With more than 140 stores in the United States, REI reported revenue of $2.56 billion last year, and more than six million active members received dividends or credit card rebates worth more than $193 million. It also gave 70 percent of its profits back to the outdoor community, he said, including about $9.3 million to nonprofits. 

“A lot of companies need to rethink how they measure success,” Stritzke said. “We have a quadruple bottom line at REI, where we look at our impact on employees, members, the business, and society.”

Stritzke will be the keynote speaker Tuesday at the Conscious Capitalism conference — a three-day confab at the Sheraton Philadelphia Downtown Hotel with 300 business leaders who share the same mission: a purpose-driven business that imparts a positive impact on humanity.
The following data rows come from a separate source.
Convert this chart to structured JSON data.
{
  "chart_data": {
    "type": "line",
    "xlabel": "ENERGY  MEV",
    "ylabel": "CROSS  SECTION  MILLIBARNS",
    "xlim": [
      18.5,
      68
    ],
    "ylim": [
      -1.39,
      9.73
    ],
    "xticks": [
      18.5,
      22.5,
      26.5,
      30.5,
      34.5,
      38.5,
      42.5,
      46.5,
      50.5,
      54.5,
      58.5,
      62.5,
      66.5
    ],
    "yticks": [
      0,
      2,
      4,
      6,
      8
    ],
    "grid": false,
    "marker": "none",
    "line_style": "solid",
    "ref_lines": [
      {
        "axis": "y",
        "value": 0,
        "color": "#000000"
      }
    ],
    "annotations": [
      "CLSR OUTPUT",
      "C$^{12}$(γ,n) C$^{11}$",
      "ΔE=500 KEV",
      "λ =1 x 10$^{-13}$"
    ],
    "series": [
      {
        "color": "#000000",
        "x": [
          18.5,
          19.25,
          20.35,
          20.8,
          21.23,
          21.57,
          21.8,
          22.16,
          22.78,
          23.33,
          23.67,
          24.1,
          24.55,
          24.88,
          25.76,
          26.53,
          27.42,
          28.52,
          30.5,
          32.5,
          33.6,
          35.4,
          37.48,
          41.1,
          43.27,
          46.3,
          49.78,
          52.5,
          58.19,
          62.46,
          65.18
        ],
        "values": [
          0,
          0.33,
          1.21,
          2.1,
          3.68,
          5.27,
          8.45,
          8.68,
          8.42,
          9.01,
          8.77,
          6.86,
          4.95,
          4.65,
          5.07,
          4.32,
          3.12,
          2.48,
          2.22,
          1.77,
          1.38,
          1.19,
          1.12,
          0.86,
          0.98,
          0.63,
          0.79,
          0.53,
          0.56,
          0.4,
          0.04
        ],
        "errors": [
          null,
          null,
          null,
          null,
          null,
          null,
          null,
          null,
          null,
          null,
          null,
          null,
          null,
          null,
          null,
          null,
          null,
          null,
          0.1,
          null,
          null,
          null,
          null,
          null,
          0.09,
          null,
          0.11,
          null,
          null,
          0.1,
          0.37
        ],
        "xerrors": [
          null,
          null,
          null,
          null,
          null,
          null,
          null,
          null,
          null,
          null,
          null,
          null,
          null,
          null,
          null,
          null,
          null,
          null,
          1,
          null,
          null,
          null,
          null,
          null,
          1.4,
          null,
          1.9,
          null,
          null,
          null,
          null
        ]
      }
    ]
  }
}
“This gathering is all about getting the most influential, conscious CEOs in the world under one roof,” said Alejandro Velez, 28,  a conference attendee who cofounded Back to the Roots  seven years ago with fellow University of California-Berkeley grad Nikhil Arora. The start-up displaced Kellogg this year as the provider of  breakfast cereal to the New York City public school system, the country’s largest.

Back to the Roots Stone Ground Flakes is the first bio-dynamic, organic cereal with half to one-fourth the sugar offered by other cereal in public schools, Velez said. His organic food company with 23 workers launched the product to 5,000 schools at the same time it sold it at Kroger’s, Whole Foods, and Sprouts, thanks to the support of John Mackey, a cofounder of Whole Foods Market and Conscious Capitalism.

His company’s mission is “to undo food and take food back to how it used to be made in the kitchen, not in a science lab.”

Conscious Capitalism may not be for every firm. A company trying to "do good" will work only if a lot of its consumers will care, said Noelle Nelson, a University of Kansas assistant marketing professor who specializes in consumer behavior. “It looks like millennials care a lot about companies' social responsibility practices, so a company whose main market is millennials would benefit from these practices. On the other hand, these practices are expensive; a company that has consumers who might not value uplifting social practices wouldn't find these actions worth the trouble.”

These Conscious Capitalism executives say their movement has evolved. 

“It’s not a matter of cleaning up a fundamentally dirty enterprise, which is what you saw with a lot of the corporate social-responsibility movement years ago,” Stritzke said. “This is about a deeply held belief that the organizations that focus on their purpose are the ones that will win in the long term. Period.”

It’s also about making a difference now, said Mandy Cabot, cofounder and CEO of Dansko, which boasts of making “the world’s most comfortable shoes.”

Cabot’s father, a grandfather, and a great-grandfather were all what she called “classic capitalists” who ran multinational companies and later gave most of their wealth away.

“As much as I loved my dad, the cycle of wealth accumulation and gifting that he grew up in seemed staggeringly inefficient,” she said. “So when I started my own business, I wondered if there wasn’t a better way I could make a lasting, positive impact. I didn’t want to wait until I retired to ‘give back.’ ’’

Dansko employs about 150 workers, is 100 percent employee-owned as an ESOP (employee stock ownership plan), and utilizes 100 percent renewable energy on two Gold LEED-certified campuses.

Founder Roshi Bernie Glassman created Greyston Bakery 35 years ago in Yonkers, N.Y., to treat people equally – regardless of their past.

Greyston is known for its open hiring model. The firm hires without concern for people's past history, including those with a criminal record. Employees make the brownies found in Ben & Jerry’s "Chocolate Fudge Brownie"  and "Half Baked" ice cream.

“We invest to bring people in, rather than spend to screen people out,” said Greyston CEO Mike Brady.  “We spend on training, mentoring, and pathmaking rather than on background checks, screening interviews, and profiling."

Greyston is creating the Center for Open Hiring in Yonkers to develop  new ways of managing human capital. It will offer classes, toolkits, and research.

"Conscious Capitalism is an evolving way of seeing the world through the twin lenses of business efficiency and social justice,” Brady said.